Scientific classification
- Kingdom: Plantae
- Clade: Tracheophytes
- Clade: Angiosperms
- Clade: Eudicots
- Order: Caryophyllales
- Family: Frankeniaceae
- Genus: Frankenia
- Species: F. palmeri
- Binomial name: Frankenia palmeri S.Wats.

= Frankenia palmeri =

- Genus: Frankenia
- Species: palmeri
- Authority: S.Wats.
- Conservation status: G3

Species of flowering plant

Frankenia palmeri is a species of flowering plant in the frankenia family, Frankeniaceae, known by the common name Palmer's seaheath, Palmer's frankenia, or yerba reuma. It is native to the coastline of northwestern Mexico, as well as San Diego County, California, in the United States.
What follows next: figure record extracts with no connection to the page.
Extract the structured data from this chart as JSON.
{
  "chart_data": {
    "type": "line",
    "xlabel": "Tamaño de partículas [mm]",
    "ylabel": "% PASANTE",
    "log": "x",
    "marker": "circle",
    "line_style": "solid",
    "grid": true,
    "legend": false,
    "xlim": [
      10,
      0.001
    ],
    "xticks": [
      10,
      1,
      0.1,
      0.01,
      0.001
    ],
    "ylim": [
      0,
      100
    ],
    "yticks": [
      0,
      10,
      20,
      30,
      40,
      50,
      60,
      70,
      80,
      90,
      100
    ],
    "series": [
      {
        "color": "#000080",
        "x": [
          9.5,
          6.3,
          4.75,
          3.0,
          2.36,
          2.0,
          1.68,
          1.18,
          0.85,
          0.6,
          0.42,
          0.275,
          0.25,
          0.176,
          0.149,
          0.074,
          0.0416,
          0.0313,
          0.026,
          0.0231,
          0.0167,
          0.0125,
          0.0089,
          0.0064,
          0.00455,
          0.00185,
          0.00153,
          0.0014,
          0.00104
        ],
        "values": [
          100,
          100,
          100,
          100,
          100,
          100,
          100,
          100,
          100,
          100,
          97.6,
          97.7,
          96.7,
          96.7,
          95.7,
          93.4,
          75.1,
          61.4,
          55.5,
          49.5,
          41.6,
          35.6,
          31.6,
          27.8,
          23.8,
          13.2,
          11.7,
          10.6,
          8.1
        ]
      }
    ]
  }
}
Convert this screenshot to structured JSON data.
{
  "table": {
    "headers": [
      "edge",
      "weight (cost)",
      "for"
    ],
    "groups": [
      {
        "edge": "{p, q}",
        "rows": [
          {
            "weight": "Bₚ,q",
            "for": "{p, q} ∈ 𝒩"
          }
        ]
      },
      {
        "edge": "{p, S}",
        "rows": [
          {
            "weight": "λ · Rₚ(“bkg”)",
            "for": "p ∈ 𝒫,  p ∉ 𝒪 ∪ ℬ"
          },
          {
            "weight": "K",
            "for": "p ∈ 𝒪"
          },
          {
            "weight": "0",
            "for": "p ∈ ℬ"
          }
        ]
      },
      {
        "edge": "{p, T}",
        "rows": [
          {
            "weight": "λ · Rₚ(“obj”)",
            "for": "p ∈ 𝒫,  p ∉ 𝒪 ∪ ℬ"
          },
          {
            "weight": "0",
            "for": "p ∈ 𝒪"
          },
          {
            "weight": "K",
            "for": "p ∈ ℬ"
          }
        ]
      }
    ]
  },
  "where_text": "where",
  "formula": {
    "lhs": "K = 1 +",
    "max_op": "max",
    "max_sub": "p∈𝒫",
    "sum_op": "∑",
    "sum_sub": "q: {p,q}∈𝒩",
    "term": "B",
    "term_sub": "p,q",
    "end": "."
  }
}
It is a plant of sand dunes, beaches, alkali flats, and salt marshes, where it thrives due to its adaptation to saline soils. This is a small, tangling shrub less than a meter tall with spreading stems lined with clusters of knobby, fleshy leaves. Toward the ends of branches flowers appear among the leaf clusters. Each flower has white petals 3 or 4 millimeters long, often washed with pink toward the throat and with pink anthers. The plant is becoming increasingly rare as its habitat on valuable coastal land is consumed for development.